On 5/18/2015 12:32 PM, aleph de wrote:
> I'm relaying mail received from the 'net at one Postfix server on a VPS, at a 
> 'real' IP address, to another Postfix server in my office at an 'internal' IP 
> address, over a VPN link.
> 
> The way I currently do this is the VPS Postfix listens on a real IP, then 
> relays 'from' an IP bound to an internal address assigned to a dummy intfc on 
> the VPS.
> 
>       inet_interfaces = 1.1.1.10, 1.1.1.11
>       smtp_bind_address = 10.1.0.17
> 
> This works with mail getting received and delivered all the way through to 
> the office like I intend.
> 
> I'm going through all the headers at each stage line by line to make sure 
> it's working.
> 
> I notice that on mail successfully received on the office server, the headers 
> include
> 
>       Received: from relaymx.MYDOMAIN.com (unknown [10.1.0.17])
>       (using TLSv1.2 with cipher ECDHE-RSA-AES256-GCM-SHA384 (256/256 bits))
>       (Client CN "relaymx.MYDOMAIN.com", Issuer "MYDOMAIN_CA" (verified OK))
>       by officemx.MYDOMAIN.com (Postfix) with ESMTPS id B6C33101D6A
>       for <postmas...@mydomain2.com>; Mon, 18 May 2015 10:02:16 -0700 (PDT)
> 
> Is that
> 
>       "unknown [10.1.0.17]"
> 
> an actual problem?  Or just something to take note of?

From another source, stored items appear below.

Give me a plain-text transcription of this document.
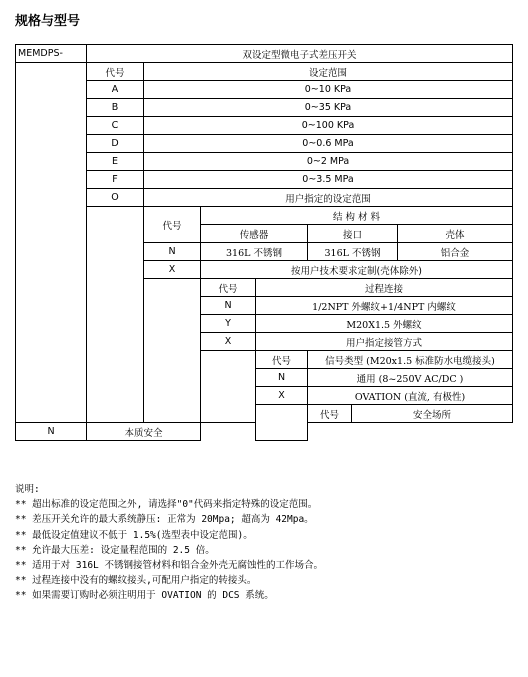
规格与型号
MEMDPS-	双设定型微电子式差压开关						
	代号	设定范围					
	A	0~10 KPa					
	B	0~35 KPa					
	C	0~100 KPa					
	D	0~0.6 MPa					
	E	0~2 MPa					
	F	0~3.5 MPa					
	O	用户指定的设定范围					
		代号	结 构 材 料				
			传感器		接口		壳体
		N	316L 不锈钢		316L 不锈钢		铝合金
		X	按用户技术要求定制(壳体除外)				
			代号	过程连接			
			N	1/2NPT 外螺纹+1/4NPT 内螺纹			
			Y	M20X1.5 外螺纹			
			X	用户指定接管方式			
				代号	信号类型 (M20x1.5 标准防水电缆接头)		
				N	通用 (8~250V AC/DC )		
				X	OVATION (直流, 有极性)		
					代号	安全场所	
N	本质安全						
说明:
** 超出标准的设定范围之外, 请选择"0"代码来指定特殊的设定范围。
** 差压开关允许的最大系统静压: 正常为 20Mpa; 超高为 42Mpa。
** 最低设定值建议不低于 1.5%(选型表中设定范围)。
** 允许最大压差: 设定量程范围的 2.5 倍。
** 适用于对 316L 不锈钢接管材料和铝合金外壳无腐蚀性的工作场合。
** 过程连接中没有的螺纹接头,可配用户指定的转接头。
** 如果需要订购时必须注明用于 OVATION 的 DCS 系统。
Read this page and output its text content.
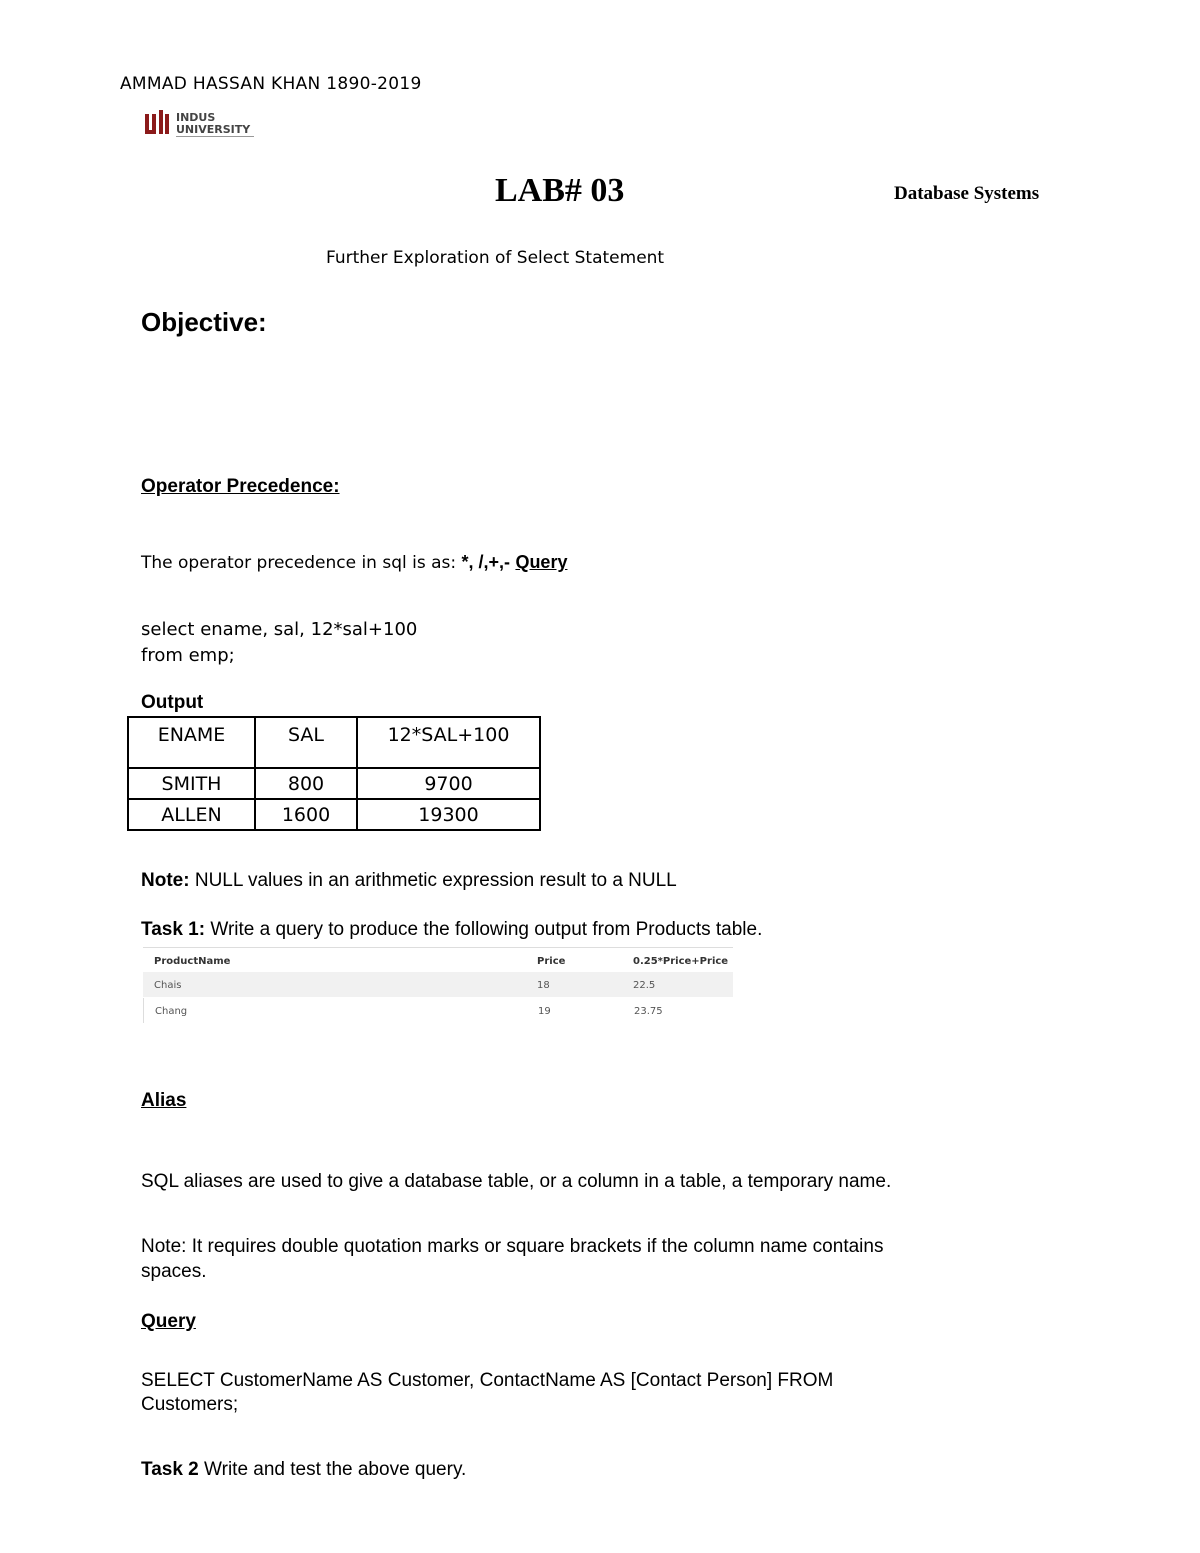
AMMAD HASSAN KHAN 1890-2019
INDUS
UNIVERSITY
LAB# 03	Database Systems
Further Exploration of Select Statement
Objective:
Operator Precedence:
The operator precedence in sql is as: *, /,+,- Query
select ename, sal, 12*sal+100
from emp;
Output
ENAME	SAL	12*SAL+100
SMITH	800	9700
ALLEN	1600	19300
Note: NULL values in an arithmetic expression result to a NULL
Task 1: Write a query to produce the following output from Products table.
ProductName	Price	0.25*Price+Price
Chais	18	22.5
Chang	19	23.75
Alias
SQL aliases are used to give a database table, or a column in a table, a temporary name.
Note: It requires double quotation marks or square brackets if the column name contains
spaces.
Query
SELECT CustomerName AS Customer, ContactName AS [Contact Person] FROM
Customers;
Task 2 Write and test the above query.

It can cause problems in some configurations, but since your mail is
flowing correctly, you can ignore it.  The safe choice is to fix it
before it creates a problem (which may be never).


> 
> I guess it's becuase there's no RDNS on that internal IP?

Yes, that's the cause.


> 
> If that's true, do I have to figure out how/where to assign that on the VPS, 
> or can I set that 'statically' inside my Postfix configuration?
> 

Adding an appropriate entry in the /etc/hosts file is the usual
quick fix.  Or add the 10.in-addr-arpa zone to your local DNS.